En el debate de fondo está qué es ser mujer, pero no parece que con esta ley rompamos con el significado social que es lo que interpelamos. Hay toda una confusión porque no se sabe si sexo y género se han convertido en la misma cosa. Hemos pasado de considerar que «la biología no es el destino» a pensar «que la biología no existe».
Es cierto que en la actualidad existe una incongruencia entre los marcos normativos autonómicos y el estatal, pero puede producirse con las propias leyes de igualdad que sitúan la discriminación por razón de sexo. Todo ello debe de ser resuelto y no parece tarea fácil cuando hay elementos que pueden entrar en colisión. Además, suena a oxímoron hablar de autodeterminación de género y violencia de género.
La realidad transexual es incuestionable y habrá que reconocer sus plenos derechos. Ahora bien, hay una parte preocupante de mantenimiento de estereotipos, de excesiva corporalidad. Como señalaba recientemente, la madre de una niña trans en el programa “El Intermedio”, ser trans no solo es una identidad subjetiva si no que existe la necesidad de que el mundo te lea como mujer/hombre y para ello situarse en el estereotipo más extremo es inevitable. Esa parte es precisamente la que me preocupa y choca con parte de la agenda feminista que quiere romper con los estereotipos y roles asignados en función del sexo asignado o «elegido».

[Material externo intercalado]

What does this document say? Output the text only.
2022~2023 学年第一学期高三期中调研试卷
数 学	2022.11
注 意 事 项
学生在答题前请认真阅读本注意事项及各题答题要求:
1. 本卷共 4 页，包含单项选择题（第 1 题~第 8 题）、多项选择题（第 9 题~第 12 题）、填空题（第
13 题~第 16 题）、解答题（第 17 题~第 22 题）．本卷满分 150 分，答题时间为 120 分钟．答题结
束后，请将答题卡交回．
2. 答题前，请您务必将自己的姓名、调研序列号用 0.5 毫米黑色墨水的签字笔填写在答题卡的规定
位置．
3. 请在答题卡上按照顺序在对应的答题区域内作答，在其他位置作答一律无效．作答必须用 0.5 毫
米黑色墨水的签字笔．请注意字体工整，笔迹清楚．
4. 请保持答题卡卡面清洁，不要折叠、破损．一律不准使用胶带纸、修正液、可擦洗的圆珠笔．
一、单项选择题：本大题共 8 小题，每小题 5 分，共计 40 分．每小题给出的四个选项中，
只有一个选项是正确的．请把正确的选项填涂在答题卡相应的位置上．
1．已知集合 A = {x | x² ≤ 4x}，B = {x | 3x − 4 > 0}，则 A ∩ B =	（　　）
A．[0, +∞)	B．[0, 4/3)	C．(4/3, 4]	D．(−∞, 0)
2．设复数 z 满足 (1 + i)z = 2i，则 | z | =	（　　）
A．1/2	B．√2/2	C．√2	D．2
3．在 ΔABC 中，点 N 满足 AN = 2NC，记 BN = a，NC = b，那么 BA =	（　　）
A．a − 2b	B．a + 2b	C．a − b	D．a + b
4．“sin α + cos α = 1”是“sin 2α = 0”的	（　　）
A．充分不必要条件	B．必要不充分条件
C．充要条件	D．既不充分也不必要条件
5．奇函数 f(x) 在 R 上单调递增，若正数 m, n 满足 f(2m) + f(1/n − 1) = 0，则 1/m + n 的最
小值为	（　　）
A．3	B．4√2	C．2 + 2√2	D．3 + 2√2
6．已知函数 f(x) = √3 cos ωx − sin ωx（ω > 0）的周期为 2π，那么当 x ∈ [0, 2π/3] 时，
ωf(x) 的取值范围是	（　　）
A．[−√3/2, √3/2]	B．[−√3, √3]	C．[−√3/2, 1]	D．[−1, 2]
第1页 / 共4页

Si la ley trans sale adelante, y espero que así sea, aunque tenga que ajustarse, tendremos que seguir con la agenda política y ahí veremos coincidencias y disonancias para que el patriarcado y sus normatividades sean erradicadas porque si no existiera patriarcado no tendría sentido la ley trans ni el feminismo tendría razón de ser. Quizás viendo lo que nos une sea más fácil establecer el camino. Mientras, estaría bien que este 8M y todos los días nos desborde el feminismo.